En toile de fond, il y a la révolte contre la misère persistante, les inégalités croissantes, la corruption des pouvoirs en place, la précarité et le chômage, de la jeunesse notamment. Et, fait important, ces mobilisations populaires sont spontanées, et souvent tenaces.
Face à ces mobilisations, les manœuvres ne manquent pas, complétant la répression par des « transitions » qui maintiennent l’essentiel en place, comme c’est le cas au Soudan avec un gouvernement qui reste contrôlé par l’appareil militaire, ou bien au Chili où le gouvernement chilien avec un projet de réforme de la constitution, « réforme » qu’il entend soigneusement contrôler.
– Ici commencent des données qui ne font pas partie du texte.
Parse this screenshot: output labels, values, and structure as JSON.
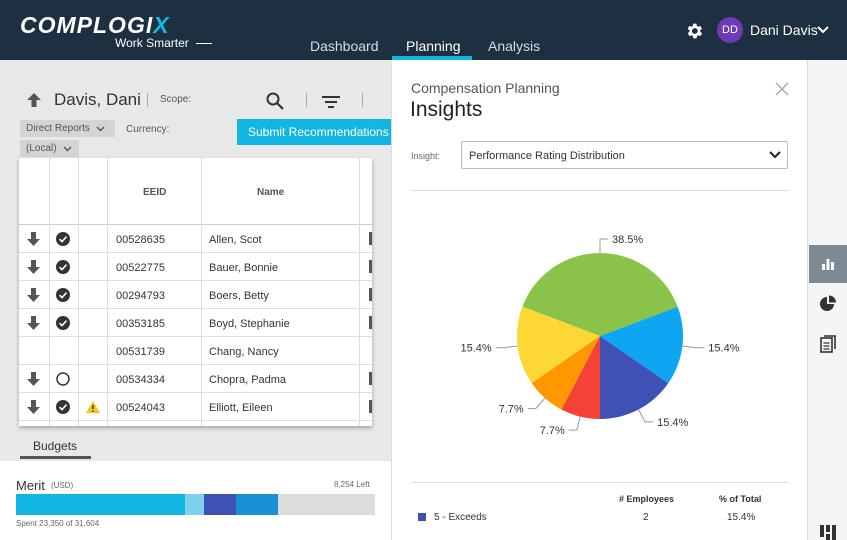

En Colombie, face aux manifestations de masse qui ont commencé le 21 novembre, le gouvernement a usé de la répression puis proposé un « grand dialogue national ». Mais avec qui ? Car, face à une mobilisation sociale multiforme (contre la vie chère, contre la réforme des retraites, contre les assassinats de leaders paysans dans les campagnes, en défense de l’université publique), les appareils syndicaux et partis d’opposition semblent débordés par la base.
Face à ces mobilisations, il y a aussi le soutien des grandes puissances impérialistes aux régimes corrompus et aux dictatures menacées par les mobilisations. Parmi ces impérialismes, une mention spéciale doit être faite pour la France, dont le gouvernement soutient, ente autres, le régime algérien, le système confessionnel libanais, et arme des régimes tels que celui de Sissi en Egypte ou celui d’Arabie Saoudite.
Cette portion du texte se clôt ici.